Son travail est véritablement une anthropologie du regard et de la déconstruction. Bien au-delà que de simplement « décoloniser les regards », elle fait prendre conscience de la puissance de la violence des images coloniales dans toutes leurs dimensions. Elle fait revivre ses « modèles » et les transcende, comme avec sa famille au Sénégal qu’elle a transformé en mythes vivants à la spiritualité puissante. Lorsque qu’elle affirme vouloir « défendre l’éminence de l’esprit et de l’âme de la femme noire », elle fait bien plus en brisant les chaînes du regard (y compris celui des société patriarcale) qui pendant plus d’un siècle l’on réduite à un « objet » du regard, elle lui donne une autre dimension sans ses photographies. Elle cherche la beauté intérieure de ces « modèles » qu’elle fusionne avec leur beauté extérieure, fabriquant une forme de syncrétisme iconique d’une force démesurée. Elle parvient à incarner cette « femme noire » bien au-delà d’une simple représentation, elle en fait l’incarnation. Elle le dit avec justesse : « Je ne prends pas de photos, je donne des photos. » Ce qui se double par la puissance évocatrice de ses autoportraits et l’enchevêtrement des « artefacts » qu’elle met alors en scène.

J’aime à dire qu’elle travaille comme les Orientalistes du XIXe siècle, mais des Orientalistes qui auraient lu Fanon et Césaire, qui auraient compris tout ce qu’ils voyaient et dont les peintures n’auraient pas été destinées aux salons des grandes métropoles coloniales. Des Orientalistes qui auraient, en fin de compte, véritablement compris l’Afrique. La force de ses créations rappelle Alexandre Iacovleff, le peintre « officiel » de la Croisière noire, dont les créations marquent une rupture sans précédent.

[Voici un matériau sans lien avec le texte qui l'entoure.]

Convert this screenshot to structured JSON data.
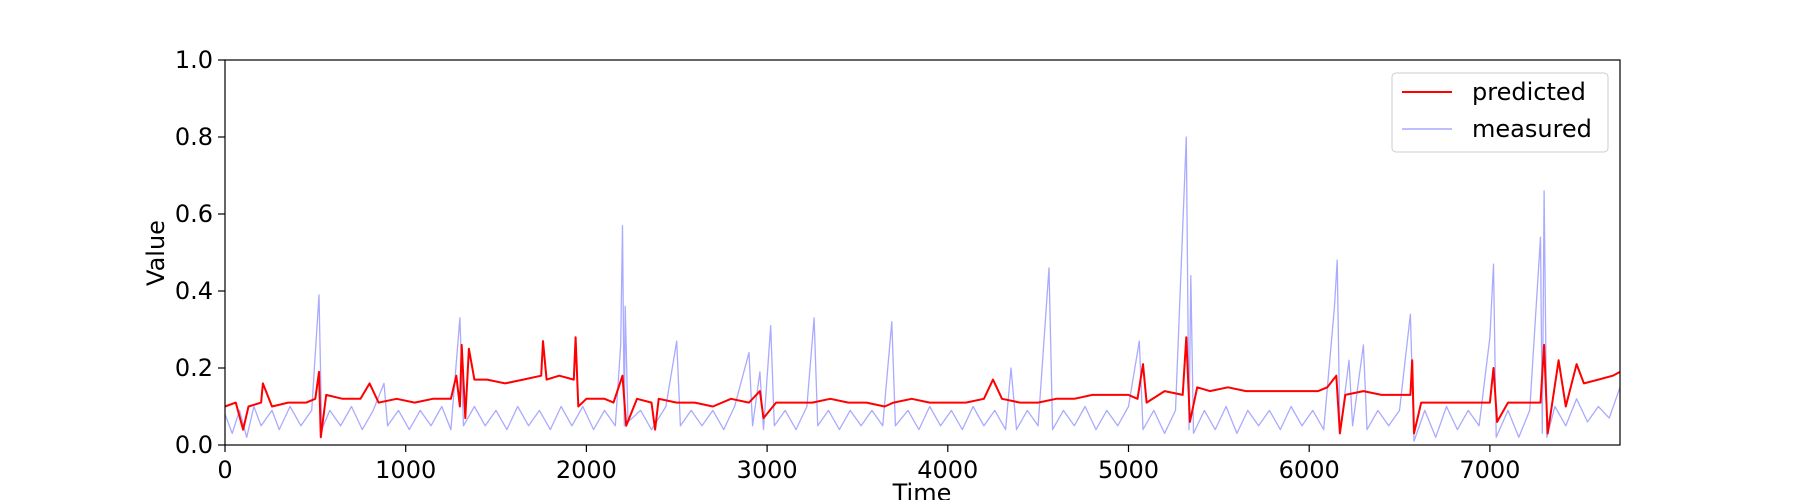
{
  "chart_data": {
    "type": "line",
    "title": "",
    "xlabel": "Time",
    "ylabel": "Value",
    "xlim": [
      0,
      7720
    ],
    "ylim": [
      0,
      1.0
    ],
    "x_ticks": [
      0,
      1000,
      2000,
      3000,
      4000,
      5000,
      6000,
      7000
    ],
    "x_tick_labels": [
      "0",
      "1000",
      "2000",
      "3000",
      "4000",
      "5000",
      "6000",
      "7000"
    ],
    "y_ticks": [
      0.0,
      0.2,
      0.4,
      0.6,
      0.8,
      1.0
    ],
    "y_tick_labels": [
      "0.0",
      "0.2",
      "0.4",
      "0.6",
      "0.8",
      "1.0"
    ],
    "grid": false,
    "legend_position": "top-right",
    "series": [
      {
        "name": "predicted",
        "color": "#ff0000",
        "points": [
          [
            0,
            0.1
          ],
          [
            60,
            0.11
          ],
          [
            100,
            0.04
          ],
          [
            130,
            0.1
          ],
          [
            200,
            0.11
          ],
          [
            210,
            0.16
          ],
          [
            260,
            0.1
          ],
          [
            350,
            0.11
          ],
          [
            450,
            0.11
          ],
          [
            500,
            0.12
          ],
          [
            520,
            0.19
          ],
          [
            530,
            0.02
          ],
          [
            560,
            0.13
          ],
          [
            650,
            0.12
          ],
          [
            750,
            0.12
          ],
          [
            800,
            0.16
          ],
          [
            850,
            0.11
          ],
          [
            950,
            0.12
          ],
          [
            1050,
            0.11
          ],
          [
            1150,
            0.12
          ],
          [
            1250,
            0.12
          ],
          [
            1280,
            0.18
          ],
          [
            1300,
            0.1
          ],
          [
            1310,
            0.26
          ],
          [
            1330,
            0.07
          ],
          [
            1350,
            0.25
          ],
          [
            1380,
            0.17
          ],
          [
            1450,
            0.17
          ],
          [
            1550,
            0.16
          ],
          [
            1650,
            0.17
          ],
          [
            1750,
            0.18
          ],
          [
            1760,
            0.27
          ],
          [
            1780,
            0.17
          ],
          [
            1850,
            0.18
          ],
          [
            1930,
            0.17
          ],
          [
            1940,
            0.28
          ],
          [
            1955,
            0.1
          ],
          [
            2000,
            0.12
          ],
          [
            2100,
            0.12
          ],
          [
            2150,
            0.11
          ],
          [
            2200,
            0.18
          ],
          [
            2220,
            0.05
          ],
          [
            2280,
            0.12
          ],
          [
            2360,
            0.11
          ],
          [
            2380,
            0.04
          ],
          [
            2400,
            0.12
          ],
          [
            2500,
            0.11
          ],
          [
            2600,
            0.11
          ],
          [
            2700,
            0.1
          ],
          [
            2800,
            0.12
          ],
          [
            2900,
            0.11
          ],
          [
            2960,
            0.14
          ],
          [
            2980,
            0.07
          ],
          [
            3050,
            0.11
          ],
          [
            3150,
            0.11
          ],
          [
            3250,
            0.11
          ],
          [
            3350,
            0.12
          ],
          [
            3450,
            0.11
          ],
          [
            3550,
            0.11
          ],
          [
            3650,
            0.1
          ],
          [
            3700,
            0.11
          ],
          [
            3800,
            0.12
          ],
          [
            3900,
            0.11
          ],
          [
            4000,
            0.11
          ],
          [
            4100,
            0.11
          ],
          [
            4200,
            0.12
          ],
          [
            4250,
            0.17
          ],
          [
            4300,
            0.12
          ],
          [
            4400,
            0.11
          ],
          [
            4500,
            0.11
          ],
          [
            4600,
            0.12
          ],
          [
            4700,
            0.12
          ],
          [
            4800,
            0.13
          ],
          [
            4900,
            0.13
          ],
          [
            5000,
            0.13
          ],
          [
            5050,
            0.12
          ],
          [
            5080,
            0.21
          ],
          [
            5100,
            0.11
          ],
          [
            5200,
            0.14
          ],
          [
            5300,
            0.13
          ],
          [
            5320,
            0.28
          ],
          [
            5340,
            0.06
          ],
          [
            5380,
            0.15
          ],
          [
            5450,
            0.14
          ],
          [
            5550,
            0.15
          ],
          [
            5650,
            0.14
          ],
          [
            5750,
            0.14
          ],
          [
            5850,
            0.14
          ],
          [
            5950,
            0.14
          ],
          [
            6050,
            0.14
          ],
          [
            6100,
            0.15
          ],
          [
            6150,
            0.18
          ],
          [
            6170,
            0.03
          ],
          [
            6200,
            0.13
          ],
          [
            6300,
            0.14
          ],
          [
            6400,
            0.13
          ],
          [
            6500,
            0.13
          ],
          [
            6560,
            0.13
          ],
          [
            6570,
            0.22
          ],
          [
            6580,
            0.03
          ],
          [
            6620,
            0.11
          ],
          [
            6700,
            0.11
          ],
          [
            6800,
            0.11
          ],
          [
            6900,
            0.11
          ],
          [
            7000,
            0.11
          ],
          [
            7020,
            0.2
          ],
          [
            7040,
            0.06
          ],
          [
            7100,
            0.11
          ],
          [
            7200,
            0.11
          ],
          [
            7280,
            0.11
          ],
          [
            7300,
            0.26
          ],
          [
            7320,
            0.03
          ],
          [
            7380,
            0.22
          ],
          [
            7420,
            0.1
          ],
          [
            7480,
            0.21
          ],
          [
            7520,
            0.16
          ],
          [
            7600,
            0.17
          ],
          [
            7680,
            0.18
          ],
          [
            7720,
            0.19
          ]
        ]
      },
      {
        "name": "measured",
        "color": "#aaaaff",
        "points": [
          [
            0,
            0.08
          ],
          [
            40,
            0.03
          ],
          [
            80,
            0.09
          ],
          [
            120,
            0.02
          ],
          [
            160,
            0.1
          ],
          [
            200,
            0.05
          ],
          [
            260,
            0.09
          ],
          [
            300,
            0.04
          ],
          [
            360,
            0.1
          ],
          [
            420,
            0.05
          ],
          [
            480,
            0.09
          ],
          [
            520,
            0.39
          ],
          [
            535,
            0.04
          ],
          [
            580,
            0.09
          ],
          [
            640,
            0.05
          ],
          [
            700,
            0.1
          ],
          [
            760,
            0.04
          ],
          [
            820,
            0.09
          ],
          [
            880,
            0.16
          ],
          [
            900,
            0.05
          ],
          [
            960,
            0.09
          ],
          [
            1020,
            0.04
          ],
          [
            1080,
            0.09
          ],
          [
            1140,
            0.05
          ],
          [
            1200,
            0.1
          ],
          [
            1250,
            0.04
          ],
          [
            1300,
            0.33
          ],
          [
            1320,
            0.05
          ],
          [
            1380,
            0.1
          ],
          [
            1440,
            0.05
          ],
          [
            1500,
            0.09
          ],
          [
            1560,
            0.04
          ],
          [
            1620,
            0.1
          ],
          [
            1680,
            0.05
          ],
          [
            1740,
            0.09
          ],
          [
            1800,
            0.04
          ],
          [
            1860,
            0.1
          ],
          [
            1920,
            0.05
          ],
          [
            1980,
            0.1
          ],
          [
            2040,
            0.04
          ],
          [
            2100,
            0.09
          ],
          [
            2160,
            0.05
          ],
          [
            2190,
            0.26
          ],
          [
            2200,
            0.57
          ],
          [
            2210,
            0.05
          ],
          [
            2215,
            0.36
          ],
          [
            2230,
            0.06
          ],
          [
            2300,
            0.09
          ],
          [
            2360,
            0.04
          ],
          [
            2440,
            0.1
          ],
          [
            2500,
            0.27
          ],
          [
            2520,
            0.05
          ],
          [
            2580,
            0.09
          ],
          [
            2640,
            0.05
          ],
          [
            2700,
            0.09
          ],
          [
            2760,
            0.04
          ],
          [
            2820,
            0.1
          ],
          [
            2900,
            0.24
          ],
          [
            2920,
            0.05
          ],
          [
            2960,
            0.19
          ],
          [
            2980,
            0.04
          ],
          [
            3020,
            0.31
          ],
          [
            3040,
            0.05
          ],
          [
            3100,
            0.09
          ],
          [
            3160,
            0.04
          ],
          [
            3220,
            0.1
          ],
          [
            3260,
            0.33
          ],
          [
            3280,
            0.05
          ],
          [
            3340,
            0.09
          ],
          [
            3400,
            0.04
          ],
          [
            3460,
            0.09
          ],
          [
            3520,
            0.05
          ],
          [
            3580,
            0.09
          ],
          [
            3640,
            0.05
          ],
          [
            3690,
            0.32
          ],
          [
            3710,
            0.05
          ],
          [
            3780,
            0.09
          ],
          [
            3840,
            0.04
          ],
          [
            3900,
            0.1
          ],
          [
            3960,
            0.05
          ],
          [
            4020,
            0.09
          ],
          [
            4080,
            0.04
          ],
          [
            4140,
            0.1
          ],
          [
            4200,
            0.05
          ],
          [
            4260,
            0.09
          ],
          [
            4320,
            0.04
          ],
          [
            4350,
            0.2
          ],
          [
            4380,
            0.04
          ],
          [
            4440,
            0.09
          ],
          [
            4500,
            0.05
          ],
          [
            4560,
            0.46
          ],
          [
            4580,
            0.04
          ],
          [
            4640,
            0.09
          ],
          [
            4700,
            0.05
          ],
          [
            4760,
            0.1
          ],
          [
            4820,
            0.04
          ],
          [
            4880,
            0.09
          ],
          [
            4940,
            0.05
          ],
          [
            5000,
            0.1
          ],
          [
            5060,
            0.27
          ],
          [
            5080,
            0.04
          ],
          [
            5140,
            0.09
          ],
          [
            5200,
            0.03
          ],
          [
            5260,
            0.09
          ],
          [
            5320,
            0.8
          ],
          [
            5335,
            0.04
          ],
          [
            5345,
            0.44
          ],
          [
            5360,
            0.03
          ],
          [
            5420,
            0.09
          ],
          [
            5480,
            0.04
          ],
          [
            5540,
            0.1
          ],
          [
            5600,
            0.03
          ],
          [
            5660,
            0.09
          ],
          [
            5720,
            0.05
          ],
          [
            5780,
            0.09
          ],
          [
            5840,
            0.04
          ],
          [
            5900,
            0.1
          ],
          [
            5960,
            0.05
          ],
          [
            6020,
            0.09
          ],
          [
            6080,
            0.04
          ],
          [
            6140,
            0.36
          ],
          [
            6155,
            0.48
          ],
          [
            6170,
            0.03
          ],
          [
            6220,
            0.22
          ],
          [
            6240,
            0.05
          ],
          [
            6300,
            0.26
          ],
          [
            6320,
            0.04
          ],
          [
            6380,
            0.09
          ],
          [
            6440,
            0.05
          ],
          [
            6500,
            0.09
          ],
          [
            6560,
            0.34
          ],
          [
            6580,
            0.01
          ],
          [
            6640,
            0.09
          ],
          [
            6700,
            0.02
          ],
          [
            6760,
            0.1
          ],
          [
            6820,
            0.04
          ],
          [
            6880,
            0.09
          ],
          [
            6940,
            0.05
          ],
          [
            7000,
            0.28
          ],
          [
            7020,
            0.47
          ],
          [
            7035,
            0.02
          ],
          [
            7100,
            0.09
          ],
          [
            7160,
            0.02
          ],
          [
            7220,
            0.09
          ],
          [
            7280,
            0.54
          ],
          [
            7290,
            0.03
          ],
          [
            7300,
            0.66
          ],
          [
            7315,
            0.02
          ],
          [
            7360,
            0.1
          ],
          [
            7420,
            0.05
          ],
          [
            7480,
            0.12
          ],
          [
            7540,
            0.06
          ],
          [
            7600,
            0.1
          ],
          [
            7660,
            0.07
          ],
          [
            7720,
            0.15
          ]
        ]
      }
    ]
  }
}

Tout comme lui, Delphine Diallo propose une puissance magnétique d’une force quasi magique qui nous fait basculer dans un univers de contes et légendes aussi merveilleux que spirituels. J’aime l’entendre dire : « Je suis l’art, je respire l’art, je suis la machine de la création. La nature donne à l’humain le don de devenir un visionnaire. Certains d’entre nous ont le don de vision – c’est pourquoi les Amérindiens ont des chamans. Nous avons perdu cette capacité dans notre société. Je ne cherche pas seulement à être un artiste et une photographe. Je veux aller vers une compréhension plus profonde de ma vision… » Car, comme elle le suggère, le véritable objet de l’art est de guérir le monde actuel, et c’est ce qu’elle fait.

« Je vois la photographie comme un moyen d’exprimer la conscience et un outil pour aider à promouvoir une société plus inclusive. La photographie est mon espace pour l’acceptation, l’intégrité, la sagesse, la beauté, la force, la foi, le mystère et la matière universelle », une philosophie de son travail qui n’est que dans sa genèse.

Ces photographies permettent de raconter des histoires sans aucun mot.